5 Benefits of Adaptive Assessments


1. Shorter Tests

Research has shown that adaptive assessments can reduce test time by 50% or more. Adaptive assessments quickly narrow in on the actual skill level of the test taker. As a result, the assessment delivers a wide range of questions near the student’s ability level, reducing the number of questions that a student must answer. This allows for the test to be completed in a shorter amount of time, without sacrificing reliability or accuracy. The reduction in testing time can be better used for increased instructional and learning time.


2. Quicker Feedback

Adaptive assessments immediately provide results to students and teachers. The speed of feedback means that teachers can see how the class is performing right away and differentiate instruction. Real-time data insights allow for instruction adjustments based on current events rather than when it is too late to make a difference. Teachers benefit by spending more time acting on the results rather than on the analysis. This will play a critical role in providing educators with the information needed to improve learning outcomes in the classroom.

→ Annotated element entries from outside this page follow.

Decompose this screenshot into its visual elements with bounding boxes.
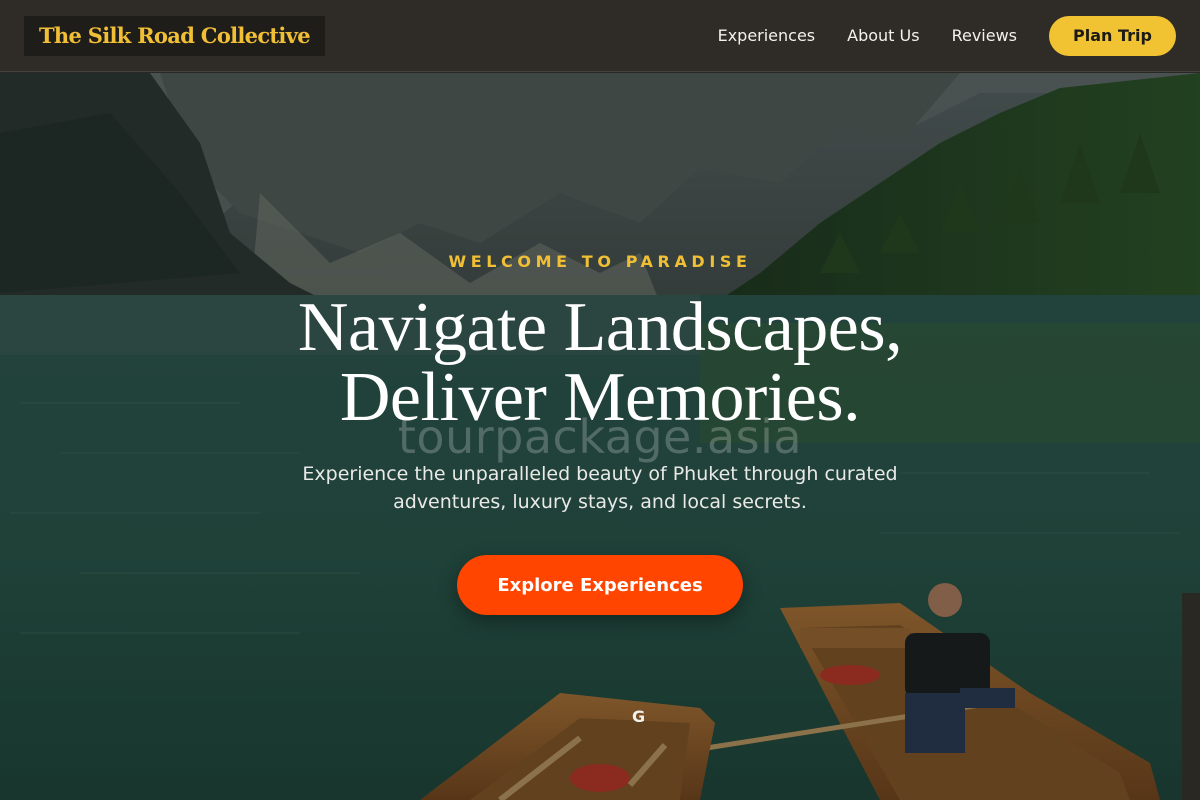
hero-section: G WELCOME TO PARADISE Navigate Landscape… xyxy=(0,73,1200,800)
nav-links: Experiences About Us Reviews Plan Trip xyxy=(718,15,1176,56)
nav-link-about-us[interactable]: About Us xyxy=(847,26,919,45)
watermark: tourpackage.asia xyxy=(397,410,803,464)
hero-eyebrow: WELCOME TO PARADISE xyxy=(448,252,752,271)
navbar: The Silk Road Collective Experiences Abo… xyxy=(0,0,1200,72)
explore-experiences-button[interactable]: Explore Experiences xyxy=(457,555,743,615)
hero-subtitle: Experience the unparalleled beauty of Ph… xyxy=(302,463,898,513)
brand-logo[interactable]: The Silk Road Collective xyxy=(24,15,325,56)
nav-link-reviews[interactable]: Reviews xyxy=(952,26,1017,45)
nav-link-experiences[interactable]: Experiences xyxy=(718,26,816,45)
boat-letter: G xyxy=(632,707,646,726)
plan-trip-button[interactable]: Plan Trip xyxy=(1049,15,1176,56)
headline-line-1: Navigate Landscapes, xyxy=(297,289,903,366)
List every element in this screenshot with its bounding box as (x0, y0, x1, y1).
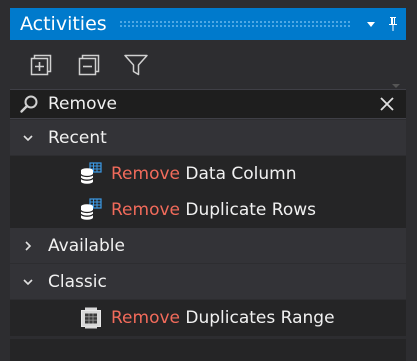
collapse-all-icon (78, 54, 100, 76)
pin-icon (389, 17, 397, 31)
category-label: Available (48, 235, 125, 256)
filter-icon (124, 54, 148, 76)
chevron-down-icon (20, 130, 36, 146)
category-label: Classic (48, 271, 107, 292)
activity-label: Data Column (180, 164, 297, 184)
expand-all-icon (30, 54, 52, 76)
category-recent[interactable]: Recent (10, 120, 406, 156)
activity-label: Duplicates Range (180, 308, 335, 328)
toolbar-overflow-icon[interactable] (392, 75, 400, 88)
activity-remove-duplicates-range[interactable]: Remove Duplicates Range (10, 300, 406, 336)
data-table-icon (79, 198, 103, 222)
tree-empty-area (10, 339, 406, 361)
chevron-right-icon (20, 238, 36, 254)
search-bar (10, 89, 406, 119)
match-highlight: Remove (111, 200, 180, 220)
activity-remove-duplicate-rows[interactable]: Remove Duplicate Rows (10, 192, 406, 228)
dropdown-arrow-icon (367, 22, 375, 27)
toolbar (10, 41, 406, 89)
match-highlight: Remove (111, 164, 180, 184)
search-icon (18, 93, 40, 115)
activity-remove-data-column[interactable]: Remove Data Column (10, 156, 406, 192)
activity-label: Duplicate Rows (180, 200, 317, 220)
collapse-all-button[interactable] (76, 52, 102, 78)
clear-search-button[interactable] (376, 93, 398, 115)
category-classic[interactable]: Classic (10, 264, 406, 300)
pin-button[interactable] (384, 15, 402, 33)
panel-title: Activities (20, 13, 107, 35)
data-table-icon (79, 162, 103, 186)
activities-tree: Recent Remove Data Column Remove Duplica… (10, 120, 406, 336)
match-highlight: Remove (111, 308, 180, 328)
category-available[interactable]: Available (10, 228, 406, 264)
search-input[interactable] (40, 90, 376, 118)
excel-range-icon (79, 306, 103, 330)
panel-title-bar[interactable]: Activities (10, 8, 406, 40)
close-icon (380, 97, 394, 111)
filter-button[interactable] (123, 52, 149, 78)
expand-all-button[interactable] (28, 52, 54, 78)
dropdown-arrow-button[interactable] (362, 15, 380, 33)
category-label: Recent (48, 127, 107, 148)
drag-grip[interactable] (118, 20, 352, 28)
activities-panel: Activities Remove Recent Remove Data Col… (0, 0, 417, 361)
chevron-down-icon (20, 274, 36, 290)
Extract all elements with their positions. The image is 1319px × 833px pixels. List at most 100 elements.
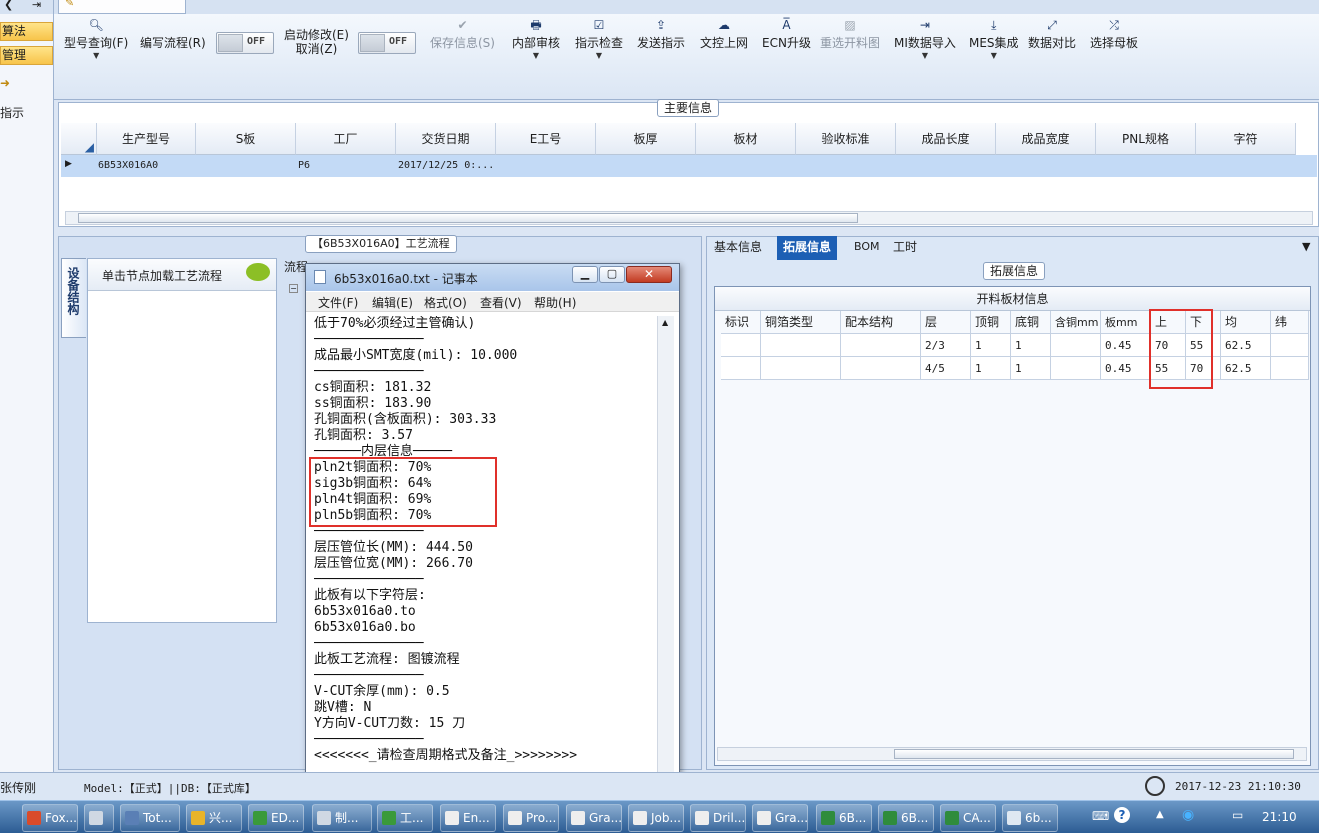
col-header[interactable]: 含铜mm	[1051, 311, 1101, 334]
taskbar-item[interactable]: CA...	[940, 804, 996, 832]
nav-item-indicate[interactable]: 指示	[0, 104, 24, 121]
tray-expand-icon[interactable]: ▲	[1156, 809, 1164, 820]
taskbar-item[interactable]: Gra...	[752, 804, 808, 832]
nav-item-algorithm[interactable]: 算法	[0, 22, 53, 41]
taskbar-item[interactable]: Tot...	[120, 804, 180, 832]
taskbar-item[interactable]: Fox...	[22, 804, 78, 832]
taskbar-item[interactable]	[84, 804, 114, 832]
main-info-title: 主要信息	[657, 99, 720, 117]
col-header[interactable]: 板材	[696, 123, 796, 155]
horizontal-scrollbar[interactable]	[717, 747, 1307, 761]
write-flow-button[interactable]: 编写流程(R)	[140, 34, 206, 51]
indicate-check-button[interactable]: ☑ 指示检查 ▼	[575, 14, 623, 60]
col-header[interactable]: E工号	[496, 123, 596, 155]
notepad-text-area[interactable]: 低于70%必须经过主管确认) ────────────── 成品最小SMT宽度(mi…	[314, 316, 657, 802]
taskbar-item[interactable]: 制...	[312, 804, 372, 832]
download-icon: ⤓	[991, 18, 997, 32]
col-header[interactable]: 板mm	[1101, 311, 1151, 334]
taskbar-item[interactable]: ED...	[248, 804, 304, 832]
taskbar-item[interactable]: 6B...	[816, 804, 872, 832]
menu-help[interactable]: 帮助(H)	[534, 294, 576, 311]
cell-board: 0.45	[1101, 334, 1151, 357]
ecn-upgrade-button[interactable]: A̅ ECN升级	[762, 14, 811, 51]
active-doc-tab[interactable]: ✎	[58, 0, 186, 14]
exit-icon[interactable]: ⇥	[32, 0, 41, 11]
col-header[interactable]: 层	[921, 311, 971, 334]
col-header[interactable]: 标识	[721, 311, 761, 334]
tab-dropdown-icon[interactable]: ▼	[1302, 240, 1310, 253]
col-header[interactable]: 底铜	[1011, 311, 1051, 334]
col-header[interactable]: 字符	[1196, 123, 1296, 155]
write-flow-toggle[interactable]: OFF	[216, 32, 274, 54]
table-row[interactable]: ▶ 6B53X016A0 P6 2017/12/25 0:...	[61, 155, 1317, 177]
col-header[interactable]: S板	[196, 123, 296, 155]
scroll-thumb[interactable]	[894, 749, 1294, 759]
notepad-scrollbar[interactable]: ▲ ▼	[657, 316, 674, 802]
menu-view[interactable]: 查看(V)	[480, 294, 522, 311]
close-icon[interactable]: ✕	[626, 266, 672, 283]
col-header[interactable]: 纬	[1271, 311, 1309, 334]
scroll-up-icon[interactable]: ▲	[662, 318, 668, 327]
col-header[interactable]: 顶铜	[971, 311, 1011, 334]
mes-integration-button[interactable]: ⤓ MES集成 ▼	[969, 14, 1019, 60]
col-header[interactable]: 成品长度	[896, 123, 996, 155]
modify-toggle[interactable]: OFF	[358, 32, 416, 54]
col-header[interactable]: PNL规格	[1096, 123, 1196, 155]
taskbar-item[interactable]: 6B...	[878, 804, 934, 832]
taskbar-item[interactable]: 兴...	[186, 804, 242, 832]
start-modify-button[interactable]: 启动修改(E) 取消(Z)	[284, 28, 349, 56]
minimize-icon[interactable]: ▁	[572, 266, 598, 283]
taskbar-item[interactable]: Pro...	[503, 804, 559, 832]
col-header[interactable]: 验收标准	[796, 123, 896, 155]
col-header[interactable]: 工厂	[296, 123, 396, 155]
help-icon[interactable]: ?	[1114, 807, 1130, 823]
notepad-titlebar[interactable]: 6b53x016a0.txt - 记事本 ▁ ▢ ✕	[306, 264, 679, 291]
back-icon[interactable]: ❮	[4, 0, 13, 11]
col-header[interactable]: 均	[1221, 311, 1271, 334]
network-icon[interactable]: ◉	[1182, 807, 1194, 823]
nav-item-management[interactable]: 管理	[0, 46, 53, 65]
col-header[interactable]: 成品宽度	[996, 123, 1096, 155]
mi-import-button[interactable]: ⇥ MI数据导入 ▼	[894, 14, 956, 60]
taskbar-item[interactable]: Gra...	[566, 804, 622, 832]
menu-edit[interactable]: 编辑(E)	[372, 294, 413, 311]
tab-work-hours[interactable]: 工时	[887, 236, 923, 260]
excel-icon	[821, 811, 835, 825]
vertical-tab-equipment[interactable]: 设备结构	[61, 258, 86, 338]
taskbar-clock[interactable]: 21:10	[1262, 810, 1297, 824]
data-compare-button[interactable]: ⤢ 数据对比	[1028, 14, 1076, 51]
scroll-thumb[interactable]	[78, 213, 858, 223]
tab-basic-info[interactable]: 基本信息	[708, 236, 768, 260]
select-master-button[interactable]: ⤮ 选择母板	[1090, 14, 1138, 51]
taskbar-item[interactable]: 6b...	[1002, 804, 1058, 832]
doc-upload-button[interactable]: ☁ 文控上网	[700, 14, 748, 51]
col-header[interactable]: 板厚	[596, 123, 696, 155]
send-indicate-button[interactable]: ⇪ 发送指示	[637, 14, 685, 51]
model-query-button[interactable]: 🔍︎ 型号查询(F) ▼	[64, 14, 128, 60]
col-header[interactable]: 配本结构	[841, 311, 921, 334]
col-header[interactable]: 铜箔类型	[761, 311, 841, 334]
col-header[interactable]: 生产型号	[97, 123, 196, 155]
taskbar-item[interactable]: Job...	[628, 804, 684, 832]
tab-bom[interactable]: BOM	[848, 236, 886, 260]
internal-review-button[interactable]: 🖶 内部审核 ▼	[512, 14, 560, 60]
monitor-icon[interactable]: ▭	[1232, 808, 1243, 822]
menu-format[interactable]: 格式(O)	[424, 294, 467, 311]
horizontal-scrollbar[interactable]	[65, 211, 1313, 225]
cell-date: 2017/12/25 0:...	[398, 160, 494, 171]
maximize-icon[interactable]: ▢	[599, 266, 625, 283]
menu-file[interactable]: 文件(F)	[318, 294, 358, 311]
tree-expand-icon[interactable]: −	[289, 284, 298, 293]
keyboard-icon[interactable]: ⌨	[1092, 809, 1109, 823]
save-info-button[interactable]: ✔ 保存信息(S)	[430, 14, 495, 51]
table-cell	[1271, 334, 1309, 357]
reselect-chart-button[interactable]: ▨ 重选开料图	[820, 14, 880, 51]
taskbar-item[interactable]: Dril...	[690, 804, 746, 832]
col-header[interactable]: 交货日期	[396, 123, 496, 155]
speech-bubble-icon[interactable]	[246, 263, 270, 281]
app-icon	[633, 811, 647, 825]
table-cell	[721, 357, 761, 380]
taskbar-item[interactable]: En...	[440, 804, 496, 832]
taskbar-item[interactable]: 工...	[377, 804, 433, 832]
tab-extended-info[interactable]: 拓展信息	[777, 236, 838, 260]
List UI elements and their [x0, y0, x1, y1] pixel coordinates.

3. Positive Testing Experience

Students in the same year of school are at very different points in learning. There may be students who know even more than the answers to the questions, but traditional testing does not allow them to showcase such knowledge. On the other hand, there may be students who answered some questions wrong but could demonstrate what they know with slightly easier questions if given a chance. Adaptive tests tailor questions to each student’s knowledge and abilities, so they don’t need to struggle with questions that are too hard or waste time on questions that are too easy. Students at all levels will be encouraged to try harder if they have a better test-taking experience if the test is challenging but not overwhelming.


4. Test Security

Test security is vastly improved because no two students receive the same test. Adaptive assessments pull questions from a large test bank consisting of hundreds of questions. For that reason, each student receives a unique combination of questions. This pattern significantly reduces the opportunity to share answers as compared to a typical exam in which students receive the same questions in the same order.


5. Improved Accuracy

Students are graded on a scale that accounts for the difficulty of questions answered, as each student is asked a different set of questions. In traditional testing, regardless of the question’s complexity, everyone gets a point for a correct answer. However, adaptive assessments give more weight to harder questions than easier questions. This way of scoring provides instructors with a more accrual picture of a student’s ability level.

Now more than ever, it is crucial for schools to meet every student’s learning needs, especially since school closures during COVID-19 contributed to a widening achievement gap. For students, adaptive assessments provide questions that are appropriate for their abilities, resulting in a positive testing experience and tailored instruction needed to improve learning based on results. For teachers, adaptive tests give the information needed to effectively and efficiently personalize teaching. Many vendors offer adaptive learning and assessment technologies to schools; however, it’s important to make sure that the technology contributes to the overall goal of impacting student achievement at every level. Adaptive assessments can be an invaluable tool in the classroom and will no doubt drive the future of learning.